Four centuries ago the sorceress Perem led the 9th Imperial Expedition far to the West to explore and pacify the barbarian lands beyond the horizon. In the official imperial records she died a martyr, her expedition butchered by unruly mortal princelings who rejected her gifts of civilization. In truth Perem's expedition was sabotaged from the very beginning by the Scarlet Empress, who for whatever reason saw fit to orchestrate her daughter's death. As her treasure ship sunk and her remaining followers huddled on the upper decks, the air aspect realized the full extent of her mother's betrayal, and in her desperation and hate swore herself to the eternal service of the Third Circle Demon Vestrioth The Pellucid Star. Today she and her closest followers still live, but they are Vestrioth's creatures now, the demon's agents, confidants, trophies, and thralls. The centuries have done little to dull Perem's animosity for her mother, but the Pellucid Star will not slacken her leash, for she prizes the former Princess Imperial's cunning and skill in the endless games of intrigue and one upmanship that define Malfeas' upper crust.

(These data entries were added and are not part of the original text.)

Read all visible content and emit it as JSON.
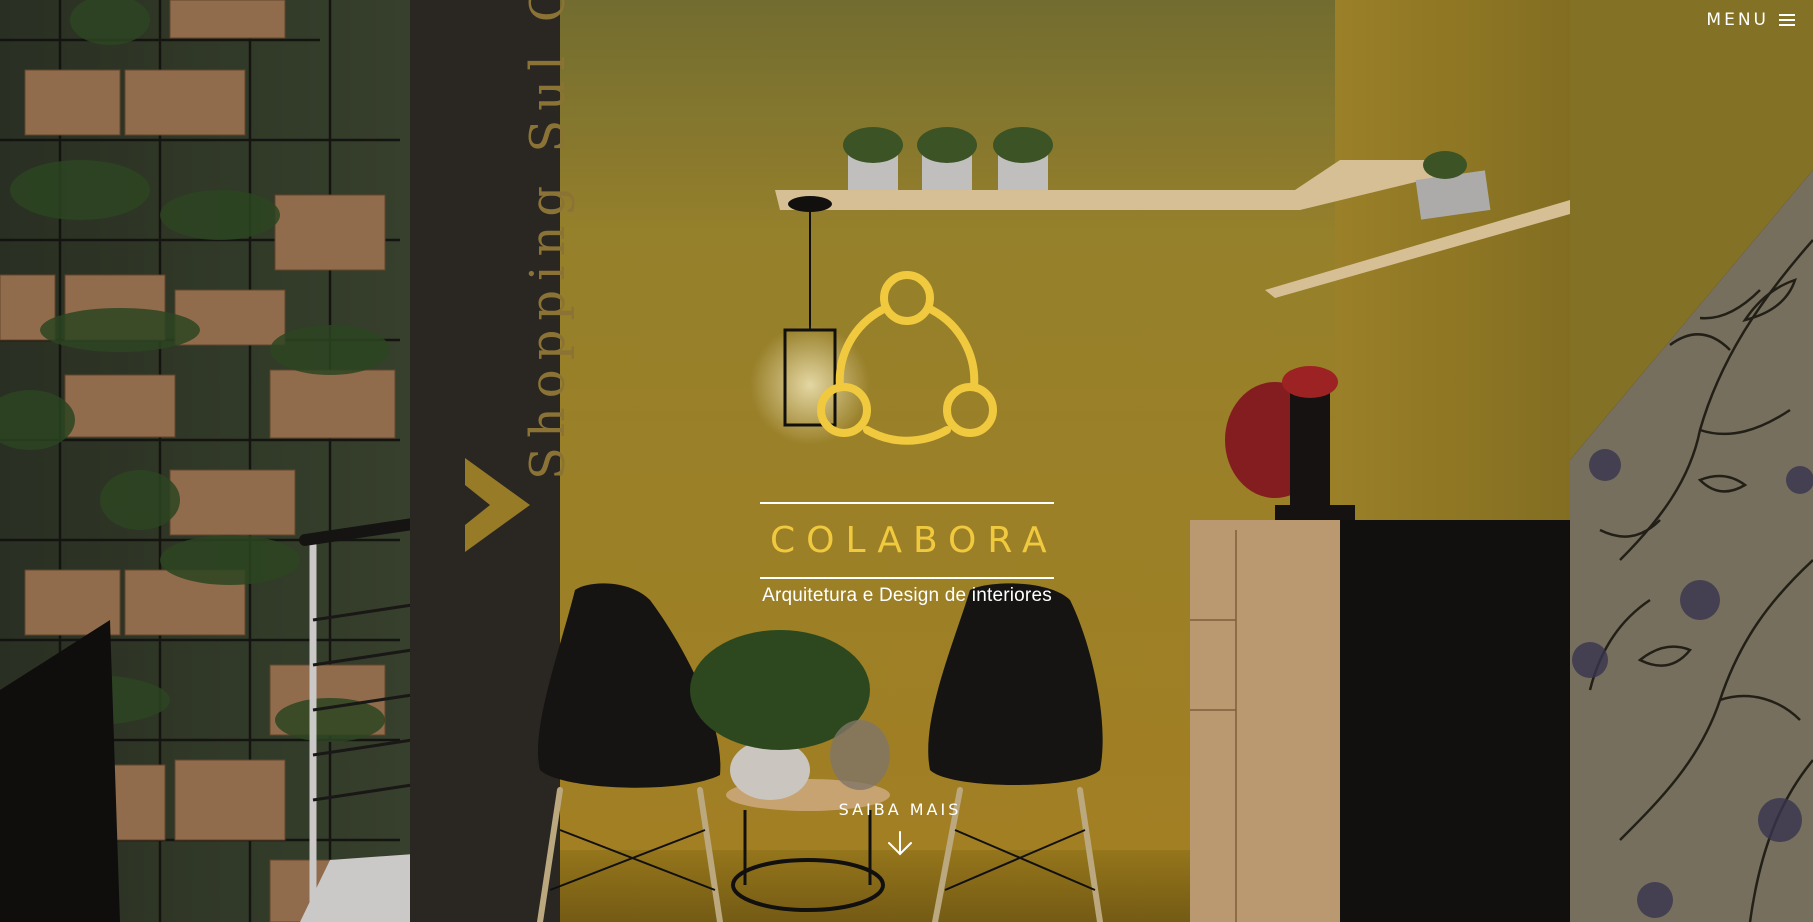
{
  "nav": {
    "menu_label": "MENU"
  },
  "hero": {
    "sign_text": "Shopping Sul Cow",
    "brand_name": "COLABORA",
    "tagline": "Arquitetura e Design de interiores",
    "cta_label": "SAIBA MAIS"
  },
  "icons": {
    "menu": "hamburger-icon",
    "logo": "colabora-logo",
    "cta_arrow": "arrow-down-icon"
  },
  "colors": {
    "brand_yellow": "#f0c93e",
    "wall_yellow": "#d7a935",
    "text_white": "#ffffff",
    "dark_panel": "#2a2722",
    "green_wall": "#3d4a33"
  }
}
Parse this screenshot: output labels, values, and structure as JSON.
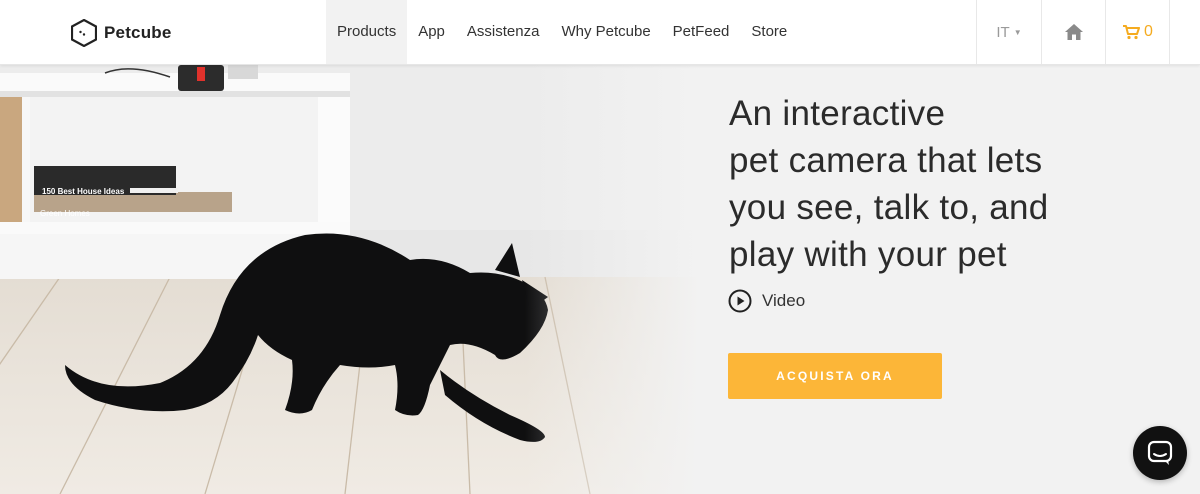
{
  "brand": {
    "name": "Petcube",
    "icon": "petcube-logo-icon"
  },
  "nav": {
    "items": [
      {
        "label": "Products",
        "active": true
      },
      {
        "label": "App"
      },
      {
        "label": "Assistenza"
      },
      {
        "label": "Why Petcube"
      },
      {
        "label": "PetFeed"
      },
      {
        "label": "Store"
      }
    ]
  },
  "header_right": {
    "language": "IT",
    "home_icon": "home-icon",
    "cart_icon": "cart-icon",
    "cart_count": "0"
  },
  "hero": {
    "headline_lines": [
      "An interactive",
      "pet camera that lets",
      "you see, talk to, and",
      "play with your pet"
    ],
    "video_label": "Video",
    "cta_label": "ACQUISTA ORA",
    "books": [
      "150 Best House Ideas",
      "Green Homes"
    ]
  },
  "colors": {
    "accent": "#fcb638",
    "cart": "#f5ab1f",
    "text": "#2b2b2b",
    "background": "#f2f2f2"
  },
  "chat": {
    "icon": "chat-bubble-icon"
  }
}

Seven years prior, Jaolet, mortal daughter of the Empress, went missing while touring the far east, her caravan evidently lost in a rockslide. A small army was dispatched to search for her, and eventually found her, confused but unharmed, in the wilderness. What none know is that the Jaolet they found is no longer the Jaolet who went missing. Abducted by a hive of the insectoid Myrmidons, she was exalted by their alien overmind as of the Swarm-Born, and dispatched back to the Realm to observe and report back to the colony. In the thrumming chorus of the Myrmidion gestalt-consciousness, Jaolet has found a family far more caring and rewarding than the Scarlet Dynasty, giving her validation and warmth she never would have received as a mortal member of the imperial bloodline. She returns the love of the swarm in kind, drinking in information about the dynasty with a thousand faceted eyes.
80 years ago, Idira vanished from the Imperial Palace without a trace. Nobody in the Dynasty, not even her mother, noticed, and her name disappeared from all imperial records shortly after. But it was arcane fate, not indifference, that spurred this forgetfulness, for Idira had been destined to become a Shieldbearer ever since she was born. Upon her exaltation the Bronze Faction immediately set about training and indoctrinating her, the faction elders seeking to use her background to help them nudge the Realm in their preferred direction. Idira is now considered by many to be Bronze Faction royalty, groomed to become part of the faction's new leadership when the elders finally expire. In spite of, or rather because of, this prestige, many sidereals in both factions look upon her as something akin to a nepotism hire, lavished with attention and honors by dint of her birth alone. Idira recognizes this and hates it, her every achievement and merit seemingly chained to faction politics, in spite of her efforts to prove herself in her own right. In an act of frustrated rebellion, she has secretly taken a Solar as a student, not out of any loyalty to Gold Faction ideology but instead as a private insult to the bronze elders.